Alpha Beta Chowder (Farrar, Straus & Giroux, 1992), A Handful of Beans: Six Fairy Tales (HarperCollins, 1998), and Consider the Lemming (Farrar, Straus, & Giroux, 1988), a poetry collection spotlighting the peculiarities of the animal kingdom, are among her critically acclaimed picture book collaborations with her husband.

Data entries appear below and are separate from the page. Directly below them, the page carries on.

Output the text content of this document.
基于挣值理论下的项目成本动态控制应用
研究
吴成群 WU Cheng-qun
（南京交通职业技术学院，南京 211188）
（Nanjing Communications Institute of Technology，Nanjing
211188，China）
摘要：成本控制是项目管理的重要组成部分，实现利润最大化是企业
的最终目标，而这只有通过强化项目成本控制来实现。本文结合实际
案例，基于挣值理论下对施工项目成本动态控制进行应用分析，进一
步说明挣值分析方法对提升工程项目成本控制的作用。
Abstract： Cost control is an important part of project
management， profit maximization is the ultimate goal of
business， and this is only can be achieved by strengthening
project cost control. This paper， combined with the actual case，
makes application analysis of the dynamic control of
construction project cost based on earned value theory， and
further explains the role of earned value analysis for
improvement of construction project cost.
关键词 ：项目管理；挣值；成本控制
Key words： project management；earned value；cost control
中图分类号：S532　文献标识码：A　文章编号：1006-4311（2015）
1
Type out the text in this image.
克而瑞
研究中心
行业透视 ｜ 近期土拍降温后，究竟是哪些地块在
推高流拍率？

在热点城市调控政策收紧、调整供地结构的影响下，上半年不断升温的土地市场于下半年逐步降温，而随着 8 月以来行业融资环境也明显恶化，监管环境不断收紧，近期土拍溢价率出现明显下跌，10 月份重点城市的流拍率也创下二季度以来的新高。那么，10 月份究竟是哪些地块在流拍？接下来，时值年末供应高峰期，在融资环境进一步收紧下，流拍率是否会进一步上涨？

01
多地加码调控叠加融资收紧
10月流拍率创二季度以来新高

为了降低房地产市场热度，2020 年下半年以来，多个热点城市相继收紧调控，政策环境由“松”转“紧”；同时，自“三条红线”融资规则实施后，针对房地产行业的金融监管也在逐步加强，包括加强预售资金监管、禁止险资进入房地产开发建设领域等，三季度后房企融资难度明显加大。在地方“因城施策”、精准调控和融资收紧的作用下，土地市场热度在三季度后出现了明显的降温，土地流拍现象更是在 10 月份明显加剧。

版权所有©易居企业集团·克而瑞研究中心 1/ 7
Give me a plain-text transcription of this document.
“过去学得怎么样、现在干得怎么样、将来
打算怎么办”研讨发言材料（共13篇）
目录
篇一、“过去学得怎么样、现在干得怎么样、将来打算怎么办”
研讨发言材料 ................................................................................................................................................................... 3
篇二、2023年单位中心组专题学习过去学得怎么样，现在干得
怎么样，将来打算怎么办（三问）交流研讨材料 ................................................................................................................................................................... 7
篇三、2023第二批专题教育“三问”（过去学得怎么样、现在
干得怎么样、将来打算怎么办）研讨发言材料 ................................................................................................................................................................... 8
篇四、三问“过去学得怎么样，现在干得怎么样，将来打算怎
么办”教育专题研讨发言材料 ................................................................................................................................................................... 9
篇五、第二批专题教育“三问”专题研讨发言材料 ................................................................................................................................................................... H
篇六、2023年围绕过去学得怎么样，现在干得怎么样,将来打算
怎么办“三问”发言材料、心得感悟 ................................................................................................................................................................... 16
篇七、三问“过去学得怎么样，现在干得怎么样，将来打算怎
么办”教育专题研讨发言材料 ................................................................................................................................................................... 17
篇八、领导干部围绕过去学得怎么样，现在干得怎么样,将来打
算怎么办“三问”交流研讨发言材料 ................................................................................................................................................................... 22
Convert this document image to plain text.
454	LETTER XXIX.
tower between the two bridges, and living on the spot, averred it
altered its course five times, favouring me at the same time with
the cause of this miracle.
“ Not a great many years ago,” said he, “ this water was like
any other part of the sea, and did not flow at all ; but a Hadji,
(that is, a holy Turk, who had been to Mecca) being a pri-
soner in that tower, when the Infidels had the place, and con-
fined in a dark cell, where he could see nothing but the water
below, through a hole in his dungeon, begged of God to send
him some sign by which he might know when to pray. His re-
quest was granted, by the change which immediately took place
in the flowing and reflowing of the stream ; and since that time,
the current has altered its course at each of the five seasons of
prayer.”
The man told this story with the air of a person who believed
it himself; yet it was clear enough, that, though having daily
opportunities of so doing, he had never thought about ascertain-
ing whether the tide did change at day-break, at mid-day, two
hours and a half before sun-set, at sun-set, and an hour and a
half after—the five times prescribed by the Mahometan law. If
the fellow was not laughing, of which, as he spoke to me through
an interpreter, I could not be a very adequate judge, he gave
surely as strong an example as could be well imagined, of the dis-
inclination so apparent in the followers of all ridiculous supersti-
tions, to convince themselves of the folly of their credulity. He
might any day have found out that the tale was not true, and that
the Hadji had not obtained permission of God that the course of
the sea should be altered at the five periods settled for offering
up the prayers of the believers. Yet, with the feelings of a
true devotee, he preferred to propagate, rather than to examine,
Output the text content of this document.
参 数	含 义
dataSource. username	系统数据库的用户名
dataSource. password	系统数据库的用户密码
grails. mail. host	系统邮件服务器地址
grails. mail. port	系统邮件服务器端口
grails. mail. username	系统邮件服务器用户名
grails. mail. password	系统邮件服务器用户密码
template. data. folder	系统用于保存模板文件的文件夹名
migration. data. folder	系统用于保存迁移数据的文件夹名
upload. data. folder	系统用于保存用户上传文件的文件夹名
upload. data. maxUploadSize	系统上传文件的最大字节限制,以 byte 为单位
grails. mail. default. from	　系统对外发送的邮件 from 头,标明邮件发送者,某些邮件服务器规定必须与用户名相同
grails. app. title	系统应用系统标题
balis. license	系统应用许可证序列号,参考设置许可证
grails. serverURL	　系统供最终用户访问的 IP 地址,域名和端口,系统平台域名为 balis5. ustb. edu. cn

In the art world, Steig was known for her sculptures, collages, and stationary puppets created from salvaged trash and various found objects. An assortment of her sculptures accompanied the exhibition “William Steig: Love and Laughter,” which was on view at the Norman Rockwell Museum in Stockbridge, Mass., in 2010. Jeanne Steig had also donated more than 800 original pieces of her husband’s works to the Rockwell Museum for its permanent collection of illustration art. She additionally created Cats, Dog, Men, Women, Ninnies & Clowns: The Lost Art of William Steig (Abrams, 2011), a compendium of previously unpublished illustrations, which contains “delightful, insightful anecdotes,” according to the PW review.

Holly McGhee, creative director of Pippin Properties, and Steig’s longtime agent and friend, shared this tribute: “I first met Jeanne Steig in 1992, and shortly thereafter, I became her husband William Steig's editor. I always stayed with them in their beautiful apartment in Back Bay, and as I worked together with Bill at the dining table, Jeanne would chime in from the kitchen, never shy to share her opinions. We three were joyful together, and when Bill passed on in 2003, Jeanne and I were grateful to have each other still. She was (and is) my hero, the best example I can summon about how to live a life. She started making art when Bill said to her, 'You can't sit on your ass all day. You have to work with your hands!'

Jeanne loved bright socks, shopping for them and wearing them; she explained their purpose: when she watched her nightly gory movie, she'd rest her feet on an ottoman and admire her socks. That was Jeanne in a nutshell. She found joy wherever she went. She had a bigger appetite than anyone I know—for food, for love, for art, for friends, for life.

Poet, writer, artist, mensch—all of those things she was. What a gift to the world.”